(Reuters Health) – Two new reports highlight the lack of essential diagnostic tools in middle- and low- income countries and suggest that closing the diagnostics gap could save millions of lives annually.
In one study, a panel of experts forming The Lancet Commission on Diagnostics found that nearly half (47%) of the global population has limited or no access to key tests that are essential for diagnosing common diseases, such as diabetes, hypertension, HIV, tuberculosis, as well as hepatitis and syphilis in pregnant women.
A second study focused on 10 countries found the median availability of diagnostics was 19.1% in primary care facilities, 49.2% in advanced primary care facilities, and 68.4% in hospitals.
“In much the same way that there was an international focus on improving access to medicines 40 years ago – and this is highlighted by the 1977 WHO Essential Medicines List – there is a growing international focus on the need to improve access to diagnostics,” said Dr. Lee Schroeder, a coauthor of the 10-country study and an associate professor of pathology at the University of Michigan in Ann Arbor. “But it is still just growing.
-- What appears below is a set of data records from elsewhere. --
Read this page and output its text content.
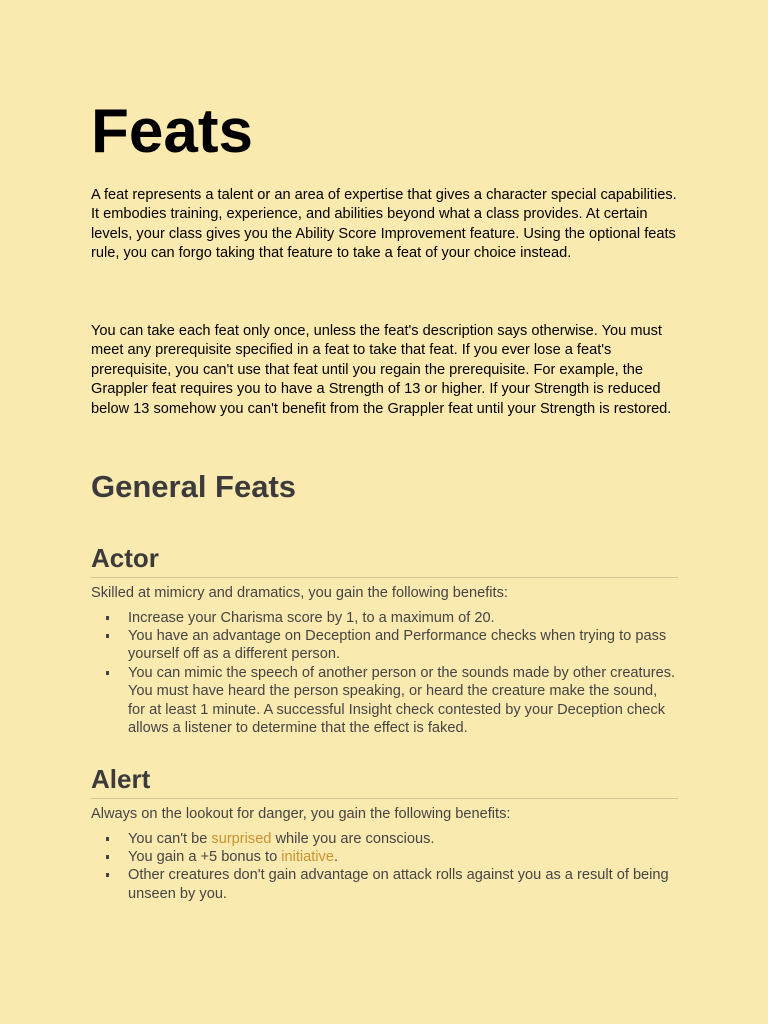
Feats

A feat represents a talent or an area of expertise that gives a character special capabilities. It embodies training, experience, and abilities beyond what a class provides. At certain levels, your class gives you the Ability Score Improvement feature. Using the optional feats rule, you can forgo taking that feature to take a feat of your choice instead.

You can take each feat only once, unless the feat's description says otherwise. You must meet any prerequisite specified in a feat to take that feat. If you ever lose a feat's prerequisite, you can't use that feat until you regain the prerequisite. For example, the Grappler feat requires you to have a Strength of 13 or higher. If your Strength is reduced below 13 somehow you can't benefit from the Grappler feat until your Strength is restored.

General Feats
Actor

Skilled at mimicry and dramatics, you gain the following benefits:

Increase your Charisma score by 1, to a maximum of 20.
You have an advantage on Deception and Performance checks when trying to pass yourself off as a different person.
You can mimic the speech of another person or the sounds made by other creatures. You must have heard the person speaking, or heard the creature make the sound, for at least 1 minute. A successful Insight check contested by your Deception check allows a listener to determine that the effect is faked.
Alert

Always on the lookout for danger, you gain the following benefits:

You can't be surprised while you are conscious.
You gain a +5 bonus to initiative.
Other creatures don't gain advantage on attack rolls against you as a result of being unseen by you.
As an example, the Sustainable Development Goals target for Universal Health Coverage included medicines and vaccines, but not diagnostics.”
The news wasn’t all bad.
“While overall availability gaps were large, there was quite a bit of variability,” Dr. Schroeder said in an email. “Our study showed that the availability of some diagnostics were quite high. These included diagnostics supported by vertical programs like those for HIV and malaria. So, I think that’s evidence that the situation can improve with prioritization. It’s the prioritization that is so critical. We hope that our paper can serve as a benchmark against future initiatives to improve the availability of diagnostics.”
For their study, published in The Lancet Global Health, Dr. Schroeder and his team extracted health facility data from the SPA database of USAID, which provides an evaluation of health services capacity in countries including clinical laboratory testing and diagnostic imaging. The researchers focused on Bangladesh, Haiti, Malawi, Namibia, Nepal, Kenya, Rwanda, Senegal, Tanzania, and Uganda.
They found availability varied considerably among diagnostic tools, ranging from 1.2% for ultrasound to 76.7% for malaria lab tests in primary care. Availability in hospitals ranged from 6.1% for CT scans to 91.6% for malaria.
The Lancet Commission authors, 25 experts from 16 countries, called on policy makers to close the diagnostics gap, to improve access, and to expand the development of diagnostics beyond high-income countries.
In their study, published in The Lancet, the commission focused on six indicative “tracer” conditions – diabetes, hypertension, HIV and tuberculosis for the general population, and hepatitis B and syphilis in pregnant women. They found that the diagnostic gap – that is, the proportion of the population with the condition who remain undiagnosed – is, at 35% to 62%, the single largest gap in the care pathway.
The commission’s research also found that the diagnostic gap is most severe at the level of primary health care, where only about 19% of populations in low- and middle-income countries have access to the simplest diagnostic tests.
The commission estimated that reducing the diagnostic gap for the six tracer conditions to 10% would reduce the annual number of premature deaths by 1.1 million.
There are a number of things the World Health Organization and others are trying to identify as important for global health, such as essential medicines, said Dr. Ian Lipkin, the John Snow Professor of Epidemiology and Professor of Neurology and Pathology at Columbia University, director of the NIAID Center for Research in Diagnostics and Discovery, and director of the Center for Infection and Immunity at Columbia’s Mailman School of Public Health in New York City.
The situation with diagnostics is analogous, said Dr. Lipkin, who wasn’t involved in the studies, adding that often the clinical presentation alone is not enough for a diagnosis. “You need blood assays, sputum assays,” he noted, pointing to examples such as Zika and COVID-19.
“There should be a universal floor on what diagnostic tests are available,” Dr. Lipkin said. “It would have a tremendous impact on morbidity and mortality globally.”
Diagnostics almost always seem to draw the short straw, said Dr. David Newman-Toker, a professor of neurology, ophthalmology and Otolaryngology and Director of the Armstrong Institute Center for Diagnostic Excellence at Johns Hopkins Medicine in Baltimore, who also wasn’t involved in the studies.
“This is a shocking and tragic state of affairs,” Dr. Newman-Toker said. “But for those of us who study this for a living, it isn’t the slightest bit surprising,” he added.
“Everything we do in medicine is geared around organ systems and diseases and treatments,” Dr. Newman-Toker said. “Diagnostics are perceived as a temporary way station on the way to intervention and recovery.”
Dr. Newman-Toker points out that while the situation is dire in many low- and middle-income countries, there are parts of the U.S. that are “diagnostic deserts.”